Mutation of Tyr985 of the leptin receptor differentially alters regional sympathetic activation to leptin

Abstract

Leptin is an adipocyte derived hormone which acts in the brain to regulate food intake and energy expenditure. Leptin action in the brain also increases sympathetic nerve activity (SNA) to several beds including brown adipose tissue (BAT) and kidney. There is mounting evidence that the distinct signaling pathways downstream of the leptin receptor (LRb) may mediate selective leptin actions. We assessed the regional SNA response to leptin in mice (l/l) that carry a point mutation in LRb at Tyr985, which is involved in ERK activation by leptin. Multifiber recording of SNA was performed under α‐chloralose anesthesia in mice equipped with intracerebralventricular (ICV) cannula. As expected in wild type mice, ICV injection of leptin (2 μg) significantly (P<0.05 vs. vehicle) increased SNA subserving BAT and kidney. In contrast, l/l mice had a significantly (P=0.005) attenuated BAT SNA response to leptin (100±38%) as compared to wild type mice (456±130%). Renal SNA responses to leptin did not differ in l/l mice (154±80%) as compared to wild type controls (143±39%; P=NS).

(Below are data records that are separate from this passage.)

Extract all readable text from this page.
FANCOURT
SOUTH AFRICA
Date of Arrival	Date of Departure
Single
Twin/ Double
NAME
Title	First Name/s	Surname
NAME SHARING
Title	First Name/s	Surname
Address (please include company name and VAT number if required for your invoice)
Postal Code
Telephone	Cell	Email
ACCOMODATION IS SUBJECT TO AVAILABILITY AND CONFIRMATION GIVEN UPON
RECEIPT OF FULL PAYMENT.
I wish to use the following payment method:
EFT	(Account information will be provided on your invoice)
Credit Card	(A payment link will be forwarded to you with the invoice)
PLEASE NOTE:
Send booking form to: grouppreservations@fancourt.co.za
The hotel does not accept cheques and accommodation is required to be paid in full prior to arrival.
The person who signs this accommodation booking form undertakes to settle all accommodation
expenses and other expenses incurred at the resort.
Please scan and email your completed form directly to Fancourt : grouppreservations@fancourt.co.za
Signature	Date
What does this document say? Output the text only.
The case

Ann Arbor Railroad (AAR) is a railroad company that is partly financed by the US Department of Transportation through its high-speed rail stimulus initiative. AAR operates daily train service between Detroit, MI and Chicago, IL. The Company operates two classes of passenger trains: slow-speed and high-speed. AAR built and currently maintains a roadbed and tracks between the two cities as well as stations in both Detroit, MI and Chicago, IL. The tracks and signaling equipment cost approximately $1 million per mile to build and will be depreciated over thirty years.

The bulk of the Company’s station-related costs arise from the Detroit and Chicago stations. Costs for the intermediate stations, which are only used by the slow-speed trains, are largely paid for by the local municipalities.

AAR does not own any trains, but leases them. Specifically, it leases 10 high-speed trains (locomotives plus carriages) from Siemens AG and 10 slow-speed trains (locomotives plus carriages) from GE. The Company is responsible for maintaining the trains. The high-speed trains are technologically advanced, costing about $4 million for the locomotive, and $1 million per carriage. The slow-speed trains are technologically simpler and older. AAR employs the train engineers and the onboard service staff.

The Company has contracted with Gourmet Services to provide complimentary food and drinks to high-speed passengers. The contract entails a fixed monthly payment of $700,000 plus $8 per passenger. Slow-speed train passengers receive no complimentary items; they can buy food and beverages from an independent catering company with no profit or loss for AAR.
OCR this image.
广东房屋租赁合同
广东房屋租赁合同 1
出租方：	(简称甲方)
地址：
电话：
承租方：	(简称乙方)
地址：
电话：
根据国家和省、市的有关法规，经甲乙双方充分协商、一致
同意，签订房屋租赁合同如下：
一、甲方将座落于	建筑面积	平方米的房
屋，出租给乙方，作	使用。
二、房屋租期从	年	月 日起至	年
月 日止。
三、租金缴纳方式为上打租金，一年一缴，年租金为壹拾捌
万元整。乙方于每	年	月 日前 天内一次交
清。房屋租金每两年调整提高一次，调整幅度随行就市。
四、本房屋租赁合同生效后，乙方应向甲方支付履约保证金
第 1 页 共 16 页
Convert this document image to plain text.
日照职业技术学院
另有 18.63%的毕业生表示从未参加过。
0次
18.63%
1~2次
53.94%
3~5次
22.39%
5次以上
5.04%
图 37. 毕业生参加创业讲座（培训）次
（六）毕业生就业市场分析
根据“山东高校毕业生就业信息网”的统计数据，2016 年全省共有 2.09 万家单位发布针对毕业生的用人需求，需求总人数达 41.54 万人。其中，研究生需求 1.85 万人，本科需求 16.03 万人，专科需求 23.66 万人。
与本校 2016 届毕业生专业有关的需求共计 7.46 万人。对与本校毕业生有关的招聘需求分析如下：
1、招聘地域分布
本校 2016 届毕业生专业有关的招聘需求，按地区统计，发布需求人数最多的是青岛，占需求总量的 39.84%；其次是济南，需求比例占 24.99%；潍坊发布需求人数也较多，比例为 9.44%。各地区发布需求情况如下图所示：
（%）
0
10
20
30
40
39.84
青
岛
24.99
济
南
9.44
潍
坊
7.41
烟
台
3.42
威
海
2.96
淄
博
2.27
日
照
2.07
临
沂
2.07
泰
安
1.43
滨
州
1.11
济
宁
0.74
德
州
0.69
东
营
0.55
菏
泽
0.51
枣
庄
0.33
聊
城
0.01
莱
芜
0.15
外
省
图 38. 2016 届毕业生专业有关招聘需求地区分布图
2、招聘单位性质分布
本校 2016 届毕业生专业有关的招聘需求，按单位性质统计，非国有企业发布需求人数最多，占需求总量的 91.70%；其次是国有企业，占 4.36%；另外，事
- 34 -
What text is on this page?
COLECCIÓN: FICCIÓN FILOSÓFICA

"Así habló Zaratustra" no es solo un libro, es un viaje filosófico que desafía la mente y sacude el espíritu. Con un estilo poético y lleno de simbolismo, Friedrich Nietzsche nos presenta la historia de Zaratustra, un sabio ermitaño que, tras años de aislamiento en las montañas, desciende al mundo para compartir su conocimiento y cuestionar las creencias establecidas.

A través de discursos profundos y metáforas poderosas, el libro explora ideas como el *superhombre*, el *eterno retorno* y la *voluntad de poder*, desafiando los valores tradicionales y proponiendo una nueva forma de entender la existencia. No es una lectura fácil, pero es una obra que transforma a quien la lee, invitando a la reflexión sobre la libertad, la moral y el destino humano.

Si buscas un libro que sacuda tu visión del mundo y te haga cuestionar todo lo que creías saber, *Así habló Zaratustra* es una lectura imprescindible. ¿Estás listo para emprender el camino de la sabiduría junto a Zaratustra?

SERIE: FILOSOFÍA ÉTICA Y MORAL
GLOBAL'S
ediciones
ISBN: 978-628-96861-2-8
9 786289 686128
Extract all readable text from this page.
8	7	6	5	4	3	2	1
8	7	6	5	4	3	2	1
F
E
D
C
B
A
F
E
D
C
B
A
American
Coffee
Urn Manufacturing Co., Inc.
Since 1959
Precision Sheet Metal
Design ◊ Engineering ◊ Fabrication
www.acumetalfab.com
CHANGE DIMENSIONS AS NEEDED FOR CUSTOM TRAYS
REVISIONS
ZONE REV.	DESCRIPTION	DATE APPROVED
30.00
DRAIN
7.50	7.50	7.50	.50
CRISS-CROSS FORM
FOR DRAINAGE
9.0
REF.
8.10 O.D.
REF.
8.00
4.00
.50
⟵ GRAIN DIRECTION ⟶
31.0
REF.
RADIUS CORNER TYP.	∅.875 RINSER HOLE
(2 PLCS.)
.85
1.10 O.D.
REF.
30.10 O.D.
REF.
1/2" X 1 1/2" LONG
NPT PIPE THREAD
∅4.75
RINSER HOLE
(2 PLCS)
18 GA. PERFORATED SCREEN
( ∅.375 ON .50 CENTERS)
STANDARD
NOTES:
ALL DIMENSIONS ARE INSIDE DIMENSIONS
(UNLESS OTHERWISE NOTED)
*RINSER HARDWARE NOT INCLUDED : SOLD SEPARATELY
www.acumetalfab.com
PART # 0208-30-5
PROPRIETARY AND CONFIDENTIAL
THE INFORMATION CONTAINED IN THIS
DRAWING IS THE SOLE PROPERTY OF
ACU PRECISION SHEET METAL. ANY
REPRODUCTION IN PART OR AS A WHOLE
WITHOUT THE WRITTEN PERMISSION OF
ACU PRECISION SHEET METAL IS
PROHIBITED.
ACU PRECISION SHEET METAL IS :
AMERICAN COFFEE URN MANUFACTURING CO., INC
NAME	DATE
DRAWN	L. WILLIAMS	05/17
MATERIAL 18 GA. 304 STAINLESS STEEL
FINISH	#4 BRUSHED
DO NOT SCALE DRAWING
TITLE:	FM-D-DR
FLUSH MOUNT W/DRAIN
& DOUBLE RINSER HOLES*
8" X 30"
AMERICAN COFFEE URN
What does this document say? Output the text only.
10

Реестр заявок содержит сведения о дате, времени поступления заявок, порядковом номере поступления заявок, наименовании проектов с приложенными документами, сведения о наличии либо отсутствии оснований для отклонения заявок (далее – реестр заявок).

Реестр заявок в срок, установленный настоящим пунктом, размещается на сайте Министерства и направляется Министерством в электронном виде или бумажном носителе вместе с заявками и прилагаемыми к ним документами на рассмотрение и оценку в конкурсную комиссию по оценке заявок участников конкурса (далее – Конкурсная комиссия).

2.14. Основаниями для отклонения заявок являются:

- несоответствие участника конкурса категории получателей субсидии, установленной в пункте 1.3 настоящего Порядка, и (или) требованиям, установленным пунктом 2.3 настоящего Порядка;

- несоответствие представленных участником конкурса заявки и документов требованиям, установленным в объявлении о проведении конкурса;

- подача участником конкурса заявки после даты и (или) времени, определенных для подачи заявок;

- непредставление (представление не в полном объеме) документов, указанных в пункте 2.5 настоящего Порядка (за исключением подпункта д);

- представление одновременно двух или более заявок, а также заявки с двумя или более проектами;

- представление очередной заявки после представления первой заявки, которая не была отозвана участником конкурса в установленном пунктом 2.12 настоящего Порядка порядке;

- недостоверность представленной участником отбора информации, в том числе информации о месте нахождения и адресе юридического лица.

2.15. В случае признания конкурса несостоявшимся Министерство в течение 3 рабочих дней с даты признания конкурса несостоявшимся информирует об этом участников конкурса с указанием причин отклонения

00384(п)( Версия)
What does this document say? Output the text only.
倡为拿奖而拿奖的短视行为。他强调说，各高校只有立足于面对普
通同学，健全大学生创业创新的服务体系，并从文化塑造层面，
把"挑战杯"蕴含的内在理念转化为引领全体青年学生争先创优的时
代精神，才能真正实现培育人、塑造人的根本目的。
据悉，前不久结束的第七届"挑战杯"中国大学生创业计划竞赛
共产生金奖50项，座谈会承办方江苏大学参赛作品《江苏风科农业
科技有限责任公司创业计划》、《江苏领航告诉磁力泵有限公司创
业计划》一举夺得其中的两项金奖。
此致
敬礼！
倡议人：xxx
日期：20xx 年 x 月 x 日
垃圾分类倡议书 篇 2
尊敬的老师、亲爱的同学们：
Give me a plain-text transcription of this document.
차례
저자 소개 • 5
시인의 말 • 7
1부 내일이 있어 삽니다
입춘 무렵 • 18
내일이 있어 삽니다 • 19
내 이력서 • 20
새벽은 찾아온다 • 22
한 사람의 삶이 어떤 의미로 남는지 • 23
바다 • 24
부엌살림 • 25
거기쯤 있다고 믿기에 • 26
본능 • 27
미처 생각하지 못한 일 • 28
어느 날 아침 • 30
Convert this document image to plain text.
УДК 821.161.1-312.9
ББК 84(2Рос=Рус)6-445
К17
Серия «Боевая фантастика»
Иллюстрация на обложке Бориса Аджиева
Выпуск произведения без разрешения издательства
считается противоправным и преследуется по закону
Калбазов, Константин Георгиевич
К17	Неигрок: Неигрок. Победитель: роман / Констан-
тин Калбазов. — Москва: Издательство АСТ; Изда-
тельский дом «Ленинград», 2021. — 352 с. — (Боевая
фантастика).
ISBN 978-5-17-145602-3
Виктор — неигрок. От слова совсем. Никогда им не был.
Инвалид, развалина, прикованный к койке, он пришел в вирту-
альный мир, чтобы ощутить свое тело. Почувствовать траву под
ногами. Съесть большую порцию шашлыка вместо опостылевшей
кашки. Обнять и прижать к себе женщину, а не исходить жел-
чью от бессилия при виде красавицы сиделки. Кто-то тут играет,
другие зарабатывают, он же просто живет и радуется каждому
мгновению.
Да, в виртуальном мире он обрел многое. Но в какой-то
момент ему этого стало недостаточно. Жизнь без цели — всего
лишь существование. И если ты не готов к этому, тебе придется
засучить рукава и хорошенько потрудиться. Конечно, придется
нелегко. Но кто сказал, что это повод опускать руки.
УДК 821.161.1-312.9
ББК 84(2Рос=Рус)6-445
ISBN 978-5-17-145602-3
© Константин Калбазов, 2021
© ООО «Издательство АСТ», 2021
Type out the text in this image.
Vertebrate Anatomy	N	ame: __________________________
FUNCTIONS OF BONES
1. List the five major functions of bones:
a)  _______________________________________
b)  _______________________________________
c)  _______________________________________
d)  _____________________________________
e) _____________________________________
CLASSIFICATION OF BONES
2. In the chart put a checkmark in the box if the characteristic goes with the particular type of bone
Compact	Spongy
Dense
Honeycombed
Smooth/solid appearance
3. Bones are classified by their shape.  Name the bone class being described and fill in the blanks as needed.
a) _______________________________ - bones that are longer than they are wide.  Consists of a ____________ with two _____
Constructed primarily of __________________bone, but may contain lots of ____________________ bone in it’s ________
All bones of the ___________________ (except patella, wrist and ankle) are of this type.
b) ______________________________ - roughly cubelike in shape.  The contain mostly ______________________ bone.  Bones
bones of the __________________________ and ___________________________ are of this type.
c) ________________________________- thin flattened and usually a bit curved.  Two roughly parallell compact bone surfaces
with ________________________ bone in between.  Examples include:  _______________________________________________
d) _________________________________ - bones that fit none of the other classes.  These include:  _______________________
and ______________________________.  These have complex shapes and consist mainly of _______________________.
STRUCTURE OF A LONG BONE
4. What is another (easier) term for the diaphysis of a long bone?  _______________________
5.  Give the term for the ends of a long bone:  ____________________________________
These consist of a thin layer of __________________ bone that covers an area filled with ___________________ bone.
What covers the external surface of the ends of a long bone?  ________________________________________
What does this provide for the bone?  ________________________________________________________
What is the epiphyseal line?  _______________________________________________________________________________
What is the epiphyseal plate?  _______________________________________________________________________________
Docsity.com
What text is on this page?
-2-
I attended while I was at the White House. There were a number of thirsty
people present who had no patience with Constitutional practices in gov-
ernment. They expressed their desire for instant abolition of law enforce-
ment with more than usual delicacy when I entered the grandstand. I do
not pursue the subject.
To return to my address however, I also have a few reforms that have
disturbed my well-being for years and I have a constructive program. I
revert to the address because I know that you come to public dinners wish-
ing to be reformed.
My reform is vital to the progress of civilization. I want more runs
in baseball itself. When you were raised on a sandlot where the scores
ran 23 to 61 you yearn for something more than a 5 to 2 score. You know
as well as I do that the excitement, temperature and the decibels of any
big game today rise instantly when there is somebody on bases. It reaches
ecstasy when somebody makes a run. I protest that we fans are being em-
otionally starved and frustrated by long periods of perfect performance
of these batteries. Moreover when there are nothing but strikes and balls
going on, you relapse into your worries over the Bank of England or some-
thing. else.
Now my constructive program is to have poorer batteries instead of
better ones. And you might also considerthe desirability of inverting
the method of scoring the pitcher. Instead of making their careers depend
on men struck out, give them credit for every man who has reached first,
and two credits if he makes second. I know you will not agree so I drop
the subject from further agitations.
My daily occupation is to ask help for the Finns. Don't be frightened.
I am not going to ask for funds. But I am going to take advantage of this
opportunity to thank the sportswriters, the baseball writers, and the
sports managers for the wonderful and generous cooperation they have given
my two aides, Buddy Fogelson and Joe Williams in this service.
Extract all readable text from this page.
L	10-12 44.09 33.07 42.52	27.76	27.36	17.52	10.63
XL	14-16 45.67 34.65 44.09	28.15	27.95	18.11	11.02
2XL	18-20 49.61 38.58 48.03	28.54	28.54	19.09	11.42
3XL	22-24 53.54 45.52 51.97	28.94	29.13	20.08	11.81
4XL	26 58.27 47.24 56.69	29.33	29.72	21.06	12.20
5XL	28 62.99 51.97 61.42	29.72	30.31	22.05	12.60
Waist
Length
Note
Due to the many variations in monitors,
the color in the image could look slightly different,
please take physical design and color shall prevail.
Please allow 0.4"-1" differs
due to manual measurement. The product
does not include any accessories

These data demonstrate the pivotal role of leptin receptor signaling emanating from the Tyr985 in the control of thermogenic sympathetic outflow. Our data also suggest that signaling from Tyr985 of the leptin receptor is not involved in leptin‐induced renal sympathetic activation. Together, these data demonstrate selectivity in leptin action.This work was funded by a Cardiovascular Interdisciplinary Research Fellowship, HL007121 to Shannon Harlan.